Decorah Public Library staff are hosting six book discussions in February. The groups are open to the public and newcomers are encouraged to attend. Anyone interested should call the library at 382-3717 to learn more or to reserve a book. Zoom links are available on the Library’s website or you can email ktorresdal@decorahlibrary.org to be added to any of the six groups’ email distribution lists. Funds for multiple copy sets were generously provided by Friends of Decorah Public Library.

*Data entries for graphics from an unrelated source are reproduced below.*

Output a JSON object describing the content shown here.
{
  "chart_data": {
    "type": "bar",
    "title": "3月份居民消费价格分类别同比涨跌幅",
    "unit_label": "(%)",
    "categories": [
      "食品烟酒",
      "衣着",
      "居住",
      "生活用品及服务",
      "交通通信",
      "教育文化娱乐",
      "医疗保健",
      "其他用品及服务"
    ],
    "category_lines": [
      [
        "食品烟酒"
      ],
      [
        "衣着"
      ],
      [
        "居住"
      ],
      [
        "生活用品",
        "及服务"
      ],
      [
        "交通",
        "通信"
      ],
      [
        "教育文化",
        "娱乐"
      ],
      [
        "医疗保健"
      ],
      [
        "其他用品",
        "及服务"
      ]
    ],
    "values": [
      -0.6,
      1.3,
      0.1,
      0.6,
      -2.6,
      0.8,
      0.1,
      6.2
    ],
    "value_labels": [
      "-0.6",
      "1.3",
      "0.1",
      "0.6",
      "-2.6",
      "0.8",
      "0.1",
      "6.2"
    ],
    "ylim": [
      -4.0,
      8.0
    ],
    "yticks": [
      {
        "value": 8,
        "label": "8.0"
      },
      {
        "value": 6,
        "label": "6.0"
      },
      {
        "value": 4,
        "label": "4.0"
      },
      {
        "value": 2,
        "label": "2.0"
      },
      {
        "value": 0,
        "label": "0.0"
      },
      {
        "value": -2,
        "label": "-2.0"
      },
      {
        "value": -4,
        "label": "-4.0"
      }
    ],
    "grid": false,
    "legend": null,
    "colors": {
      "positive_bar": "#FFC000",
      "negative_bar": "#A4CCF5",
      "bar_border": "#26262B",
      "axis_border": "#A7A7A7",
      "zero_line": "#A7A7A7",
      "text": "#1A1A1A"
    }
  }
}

For more information, contact Tricia Crary (Friday Book Group), Zach Row-Heyveld (Cookbook Book Group) or Kristin Torresdal (Happy Hour, History, and Speculative Fiction Book Groups) at 563-382-3717.
Cantoras
The Happy Hour Book Group will meet via Zoom Wed. Feb. 8 at 5:15 p.m. to discuss Carolina De Robertis’ “Cantoras.” In 1977 Uruguay, a military government crushed political dissent, and in this environment, homosexuality is a dangerous transgression to be punished. But five women still manage to find one another, and together, they discover an isolated, nearly uninhabited cape, Cabo Polonio, which they claim as their secret sanctuary. Over the next thirty-five years, their lives move back and forth between Cabo Polonio and Montevideo, the city they call home.
Modern Bistro
The Cookbook Group will meet in person in the library’s mezzanine on Thursday, Feb 9 at 6:30 to discuss “In Bibi’s Kitchen” by Hawa Hassan and Julia Turshen. In this James Beard Award winning cookbook, Somali chef Hawa Hassan and food writer Julia Turshen present 75 recipes and stories gathered from bibis (or grandmothers) from eight African nations: South Africa, Mozambique, Madagascar, Comoros, Tanzania, Kenya, Somalia, and Eritrea. Most notably, these eight countries are at the backbone of the spice trade, many of them exporters of things like pepper and vanilla. We meet women such as Ma Shara, who helps tourists “see the real Zanzibar” by teaching them how to make her famous Ajemi Bread with Carrots and Green Pepper; Ma Vicky, who now lives in suburban New York and makes Matoke (Stewed Plantains with Beans and Beef) to bring the flavor of Tanzania to her American home; and Ma Gehennet from Eritrea who shares her recipes for Kicha (Eritrean Flatbread) and Shiro (Ground Chickpea Stew)
Rare Encounter
The History Book Group will hold a hybrid meeting Thurs. Feb. 16 at 3:00 p.m. to discuss J.K. Hall’s “Rare Encounter.” In-person attendees will meet in the lower-level public meeting room at the library and digital attendees will join via Zoom. Roger Lincoln Shinn is a professor of social ethics at a prestigious New York institution. During the Vietnam War, Shinn reveals to stunned students his astounding story as a soldier and prisoner in the Second World War, and the story of John William Hall, a defiant captain in his outfit who ruptures the boundaries of conventional warfare. The destinies of the two captains intertwine at the ferocious Battle of the Bulge.
Our Missing Hearts
The Friday Book Group will meet via Zoom Fri. Feb. 17 at 2:00 p.m. to discuss Celeste Ng’s “Our Missing Hearts.” Twelve-year-old Bird Gardner lives a quiet existence with his loving but broken father, a former linguist who now shelves books in a university library. For a decade, their lives have been governed by laws written to preserve “American culture” in the wake of years of economic instability and violence. Libraries have been forced to remove books seen as unpatriotic—including the work of Bird’s mother, a Chinese American poet who left the family when he was nine years old. But when he receives a mysterious letter containing only a cryptic drawing, he is pulled into a quest to find her.
Hyperion
The Speculative Fiction Book Group will meet via Zoom Wed. Feb. 22 at 5:15 p.m. to discuss Dan Simmons’ “Hyperion.” On the world called Hyperion, beyond the law of the Hegemony of Man, there waits the creature called the Shrike. There are those who worship it. There are those who fear it. And there are those who have vowed to destroy it. In the Valley of the Time Tombs, where huge, brooding structures move backward through time, the Shrike waits for them all. On the eve of Armageddon, with the entire galaxy at war, seven pilgrims set forth on a final voyage to Hyperion seeking the answers to the unsolved riddles of their lives. Each carries a desperate hope—and a terrible secret. And one may hold the fate of humanity in his hands.
The Only Harmless Great Thing
Following the Speculative Fiction Book Group, the Speculative Short Fiction Group will meet at 6:15 p.m. via the same Zoom link to discuss stories 7-9 from Ted Chiang’s collection “Exhalation”: “The Great Silence,” “Omphalos,” and “Anxiety Is the Dizziness of Freedom.”